6 ay evvel yaptırdığım dudak renklendirme süreciyle ilgili bilinmesi gerekenleri anlatıyorum.
Son 10 yılın kalın kaş modası ile birlikte popülerleşen kalıcı makyaj uygulamasında en çok kaş yaptırılıyor.
Kalıcı eyeliner ve kalıcı dudak renklendirme de kaşın gerisinden geliyor.
Kalıcı dudak makyajı denince akla birinci gelen eski uygulamalar tarihe gömüldü.
Eskiden dudağın tamamı değil, yalnızca dudak kalemi formunda bir kalıcı makyaj yapılırdı ve bu da fecî görünürdü.
Günümüzde çok doğal formda yapılan kalıcı dudak renklendirmeyi dudak rengi deri rengiyle çabucak hemen birebir olan ve yüzü çok solgun görünen şahıslar düşünebilir.
Özellikle açık derili, sarışın şahıslarda ruj sürülmeyince kişi hasta üzere görünebiliyor.
Kansızlık, yaşlanma üzere durumlarda da dudak rengi solabilir. Sık sık uçuk çıkması da dudak bölgesinde renk ve kontür kaybının sebeplerinden.
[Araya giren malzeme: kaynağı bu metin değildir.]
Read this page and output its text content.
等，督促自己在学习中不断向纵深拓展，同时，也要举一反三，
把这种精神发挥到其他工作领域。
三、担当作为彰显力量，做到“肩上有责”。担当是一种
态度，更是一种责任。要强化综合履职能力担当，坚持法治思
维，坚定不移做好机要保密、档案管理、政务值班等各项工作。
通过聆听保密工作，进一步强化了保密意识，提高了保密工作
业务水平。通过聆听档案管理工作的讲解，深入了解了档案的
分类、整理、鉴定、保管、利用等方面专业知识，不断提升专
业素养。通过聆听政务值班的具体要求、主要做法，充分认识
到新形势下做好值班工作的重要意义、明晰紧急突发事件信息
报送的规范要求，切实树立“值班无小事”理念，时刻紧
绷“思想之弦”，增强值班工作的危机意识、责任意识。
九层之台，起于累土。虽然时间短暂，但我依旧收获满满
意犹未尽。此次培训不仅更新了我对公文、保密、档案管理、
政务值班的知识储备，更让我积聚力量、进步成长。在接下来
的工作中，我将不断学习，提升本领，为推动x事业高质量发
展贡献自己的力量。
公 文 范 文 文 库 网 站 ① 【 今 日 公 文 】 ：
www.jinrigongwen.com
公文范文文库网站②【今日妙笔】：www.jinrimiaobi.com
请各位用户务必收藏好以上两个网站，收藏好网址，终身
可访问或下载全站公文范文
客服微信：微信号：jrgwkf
Sürekli uçuk çıkan dudaklarda vakitle dudak çizgilerinde kaybolma görülebiliyor. Bu da asimetriye yol açıyor. İşte kalıcı dudak makyajı bu durumdan mustarip bireyler için ülkü. Lakin bu bireylerin süreçten evvelki gün, süreç günü ve sonraki günü üç gün uçuk ilacı kullanmaları tavsiye ediliyor. Aksi halde uçuk çıkıp kalıcı makyajın tesirini azaltabilir.
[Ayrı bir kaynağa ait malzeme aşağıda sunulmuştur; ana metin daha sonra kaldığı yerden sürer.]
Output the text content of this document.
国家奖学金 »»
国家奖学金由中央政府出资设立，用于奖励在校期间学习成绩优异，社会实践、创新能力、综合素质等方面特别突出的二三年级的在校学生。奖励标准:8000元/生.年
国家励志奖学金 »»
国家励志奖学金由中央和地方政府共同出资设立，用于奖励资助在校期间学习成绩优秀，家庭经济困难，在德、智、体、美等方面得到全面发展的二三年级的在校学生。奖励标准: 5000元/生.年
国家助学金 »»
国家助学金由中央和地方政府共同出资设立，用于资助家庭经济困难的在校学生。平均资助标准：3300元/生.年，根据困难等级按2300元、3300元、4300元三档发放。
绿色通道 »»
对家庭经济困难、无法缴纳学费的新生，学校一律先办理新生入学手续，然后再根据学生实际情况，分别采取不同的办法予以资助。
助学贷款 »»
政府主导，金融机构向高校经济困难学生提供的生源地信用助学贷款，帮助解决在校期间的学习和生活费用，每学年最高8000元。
Dudağınızın kendisinde değil, sınırında küçük asimetriler varsa, kalıcı makyaj ile düzeltilebiliyor.
Dudaktaki büyük asimetriler için cerrahi müdahale ve dolgu gerekebilir.
İşlemin dudakları daha dolgun gösterdiği tezi ise yanlışsız değil.
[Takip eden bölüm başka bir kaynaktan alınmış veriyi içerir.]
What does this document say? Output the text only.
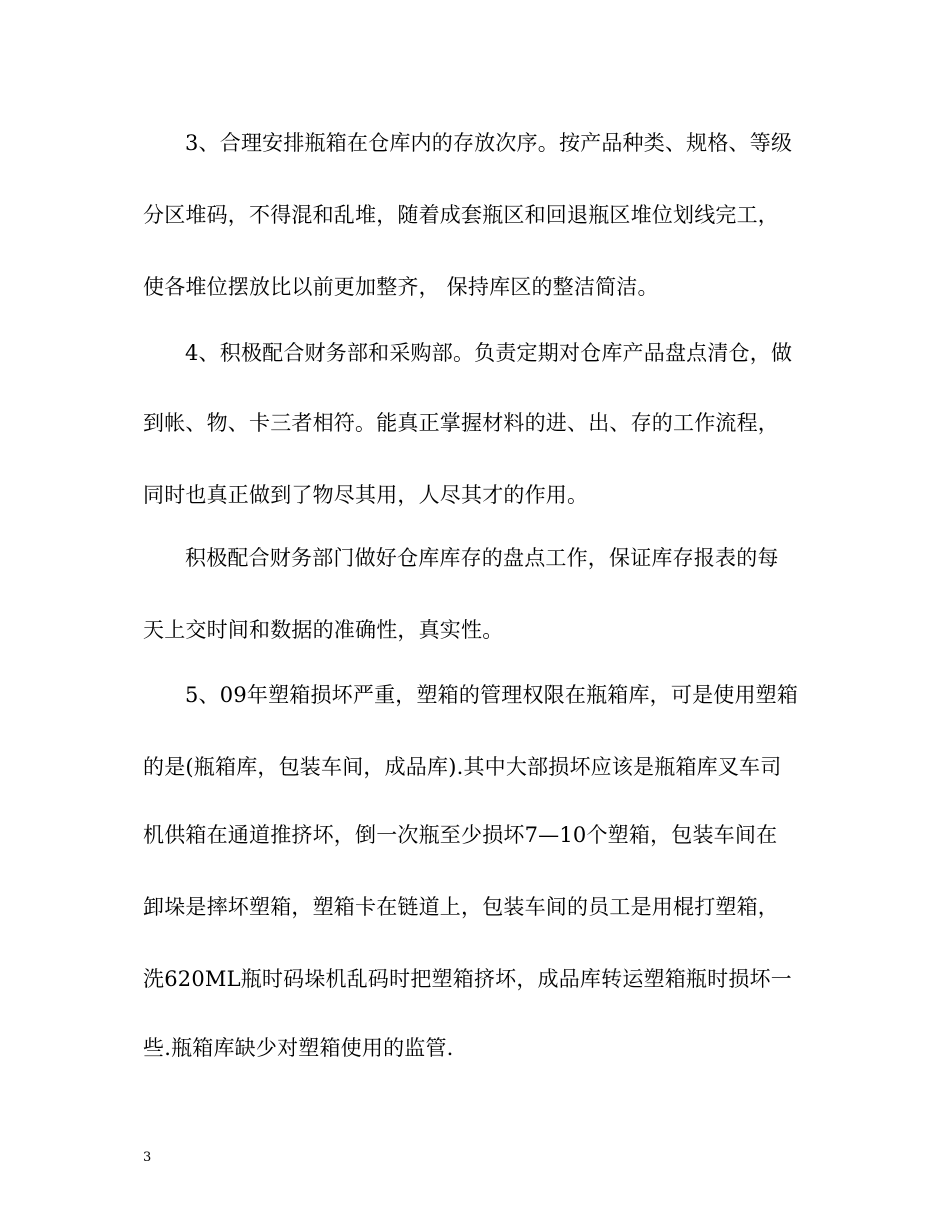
3、合理安排瓶箱在仓库内的存放次序。按产品种类、规格、等级
分区堆码，不得混和乱堆，随着成套瓶区和回退瓶区堆位划线完工，
使各堆位摆放比以前更加整齐， 保持库区的整洁简洁。
4、积极配合财务部和采购部。负责定期对仓库产品盘点清仓，做
到帐、物、卡三者相符。能真正掌握材料的进、出、存的工作流程，
同时也真正做到了物尽其用，人尽其才的作用。
积极配合财务部门做好仓库库存的盘点工作，保证库存报表的每
天上交时间和数据的准确性，真实性。
5、09年塑箱损坏严重，塑箱的管理权限在瓶箱库，可是使用塑箱
的是(瓶箱库，包装车间，成品库).其中大部损坏应该是瓶箱库叉车司
机供箱在通道推挤坏，倒一次瓶至少损坏7—10个塑箱，包装车间在
卸垛是摔坏塑箱，塑箱卡在链道上，包装车间的员工是用棍打塑箱，
洗620ML瓶时码垛机乱码时把塑箱挤坏，成品库转运塑箱瓶时损坏一
些.瓶箱库缺少对塑箱使用的监管.
3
Uzmanlar süreçten çabucak sonra, binlerce iğne darbesi görmüş şiş dudakları paylaştığı için bu türlü bir algı oluşsa da; bu tesir süreksiz. Süreç dudağın çabucak dışından çizim yapılarak gerçekleştiği için milimetrik bir büyümeyi elbette sağlıyor lakin bu dramatik bir fark yaratmıyor.
İşlem yaklaşık bir saat sürüyor. Güçlü anestezi kremleri kullanılsa da, dudak çok hassas bir bölge olduğu için bir ölçü acı hissediliyor.
Bu acı dayanılmayacak seviyede değil ve bilhassa sürecin sonuna hakikat artıyor.
İşlem öncesi renge ve çizime birlikte karar veriliyor.
Dudak kalemiyle çizim yapılıyor ve karar veriliyor. Boya renkleri gerçeği yansıtmıyor, zira süreçten sonraki bir hafta içinde rengin %80’i atılıyor ve doğal, dudak rengine yakın bir tona dönüşüyor. Çoklukla esasen dudak tonuna yakın, sıcak ve soğuk tonlu boyaların karıştırılmasıyla elde edilen nude tonlar tercih ediliyor.
İşlemden sonra dudak süratlice kurumaya, yanmaya ve kabuklanmaya başlıyor.
İlk gün renk epey canlı, koyu görünüyor. Rengi atacağı için bilhassa bu türlü yapılıyor. Ayrıyeten iğne travması yüzünden şiş bir imaj oluyor lakin bu imaj süreksiz. Sistemli olarak vazelin yahut yağlı kremler ile kabuklanma önlenmeye çalışılıyor.
Üç dört gün içinde dudaktaki renk atılıyor ve geriye kalıcı olan doğal ton kalıyor.
İşlemden yaklaşık bir ay sonra rötuş süreci yapılıyor. Rötuş dense de aslında birebir süreç tekrarlanıyor ve renk uygunca oturmuş oluyor. Tahminen başta çok fazla değişim olmamış üzere hissediyorsunuz lakin ruj sürerken eski açık tonlarda rujların dudak tonunuza uymaması ve dudak kalemine çok gerek kalmamasından farkı görebiliyorsunuz.
2 yıl kalıcılığı olan bu uygulamayı kimler yaptırmalı?
• Solgun görünen ve daima ruj tazeleyenler,
• Dudaklarında doğuştan yahut uçuk kaynaklı küçük asimetri sıkıntıları olanlar,
• Koyu renk bir ruju sildikten sonra dudaklarında kalan hafif pembelikten hoşlananlar,
• Daima dudak kalemiyle dudak sınırını çizenler.
Kimler yaptırmamalı?
• Süreç sonrası dudaklarının çap olarak 1mm’den daha fazla büyüyeceğini, dolgunlaşacağını umanlar,
• Dudak dolgusuna benzeri bir tesir bekleyenler (bu süreç ve dudak dolgusu birlikte yapıldığında hoş bir sonuç elde ediliyor fakat tek başına o denli bir tesiri yok)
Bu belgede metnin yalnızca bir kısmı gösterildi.